Open capemaster opened 10 years ago
Hi,
most likely it is due to a low (zero?) coverage in a region. If you look at that warning in dec.log
it complains that there are no reads in that window. Try viewing the region with samtools tview
, maybe stop the haplotype reconstruction before that. Give it a try and let me know, please.
Best. O
Dear, I have tried shortening the window in the zone where reads are present and went just fine. I suggest to implement some type of control of this problem. Thank you for the advice, BEST
Hi, thanks for checking and reporting it here. I agree, it's a good idea to implement a control. I will keep this issue open until then.
Hi,
i'm facing a similar problem as "capemaster", just that in my case i first get a set of SegmentationFaults I assume they come form a compiled C program that dec.py calls. More interestingly after A SET of SegmentationFaults (number of which appears to vary with window size: smaller window, more SegFaults i get), the program then terminates with the same error message as with capemaster. Also my dec.log ends the same as his.

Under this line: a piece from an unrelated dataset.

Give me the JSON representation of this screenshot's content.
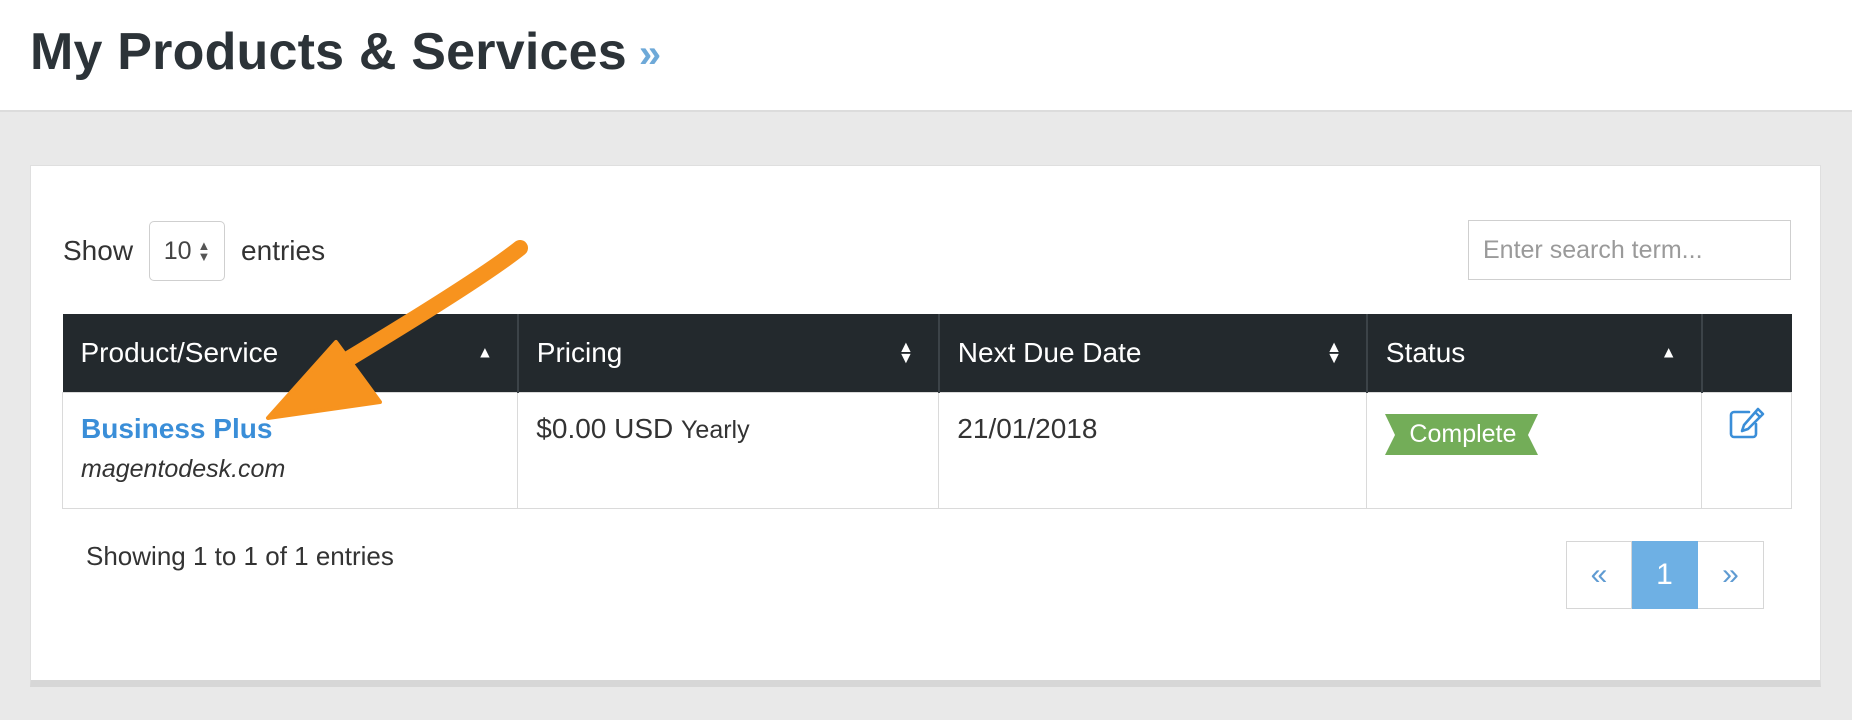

Any ideas what's going on and how to fix it?
Thanks in advance!
(Using Linux mint 17 - same as Ubuntu, installed gsl via the apt-get method)
Hi,
I just tried with more suitable data ... (Higher coverage and so on...) I was still getting the same error, then I shortened the window size and restricted the region of interest (ROI) and it worked out well ... I suppose the uncovered parts were problematic. Whenever a region with coverage of about 10 (maybe somewhat higher - it's an over the thumb estimate) or less is present in the ROI, shorah will throw me a segfault and later the error that "capemaster" shows.
Do you have it written down somewhere what min coverage of a region shorah will accept?
Thanks and best regards, Tomaž
Hi. No, it's not written anywhere because it's hard to tell. Shorah was developed having in mind coverage of thousands or more, the initial goal was to detect variants down to 0.1%, over short regions. With coverage of 100 it should still work fine, but it would have unexpected behaviour if coverage goes up and down wildly. Further, one should wonder why the coverage behaves like that.
Keep also in mind that global hapotype reconstruction is hard, it makes little sense if the coverage is so low, and other tools are better suited (Quasirecomb, Haplotyper, PredictHaplo). Give also a look at this paper.
Hi again,
the overall coverage is much higher (between 200 and 2000), the sequence however is rather long (~190kb) and contains repeats; the regions with lower coverage are identical sequential repeats, that got piled up in region ie. 1000-1500 but not in 1500-2000 ; there is a pretty harsh overmapping one part of the repeats and an undermapping in the second part. This is why such low coverage. Thank you for the paper suggestions; will read.
Best, T
190 kb is way too long. Repeats don't make me feel better, also. These methods work under the assumption of uniformly spread variation, such that every region covered by a read length will display some variant.
Yes it it farfetched; so far the pipeline is working on a repeat-masked version... Most likely I will see a certain degree of nonsense soon enough... :)
Also, based on the vcf I expect to see 2 to 16 major variants. I want to see what shorah will produce and if it makes no sense whatsoever, i will use an alternative strategy...
Hi, this is the error i get from the terminal:
The tail of the dec.log is reported.
I got the same error in many platforms. I successully analysed another sample created in the way. What is going on?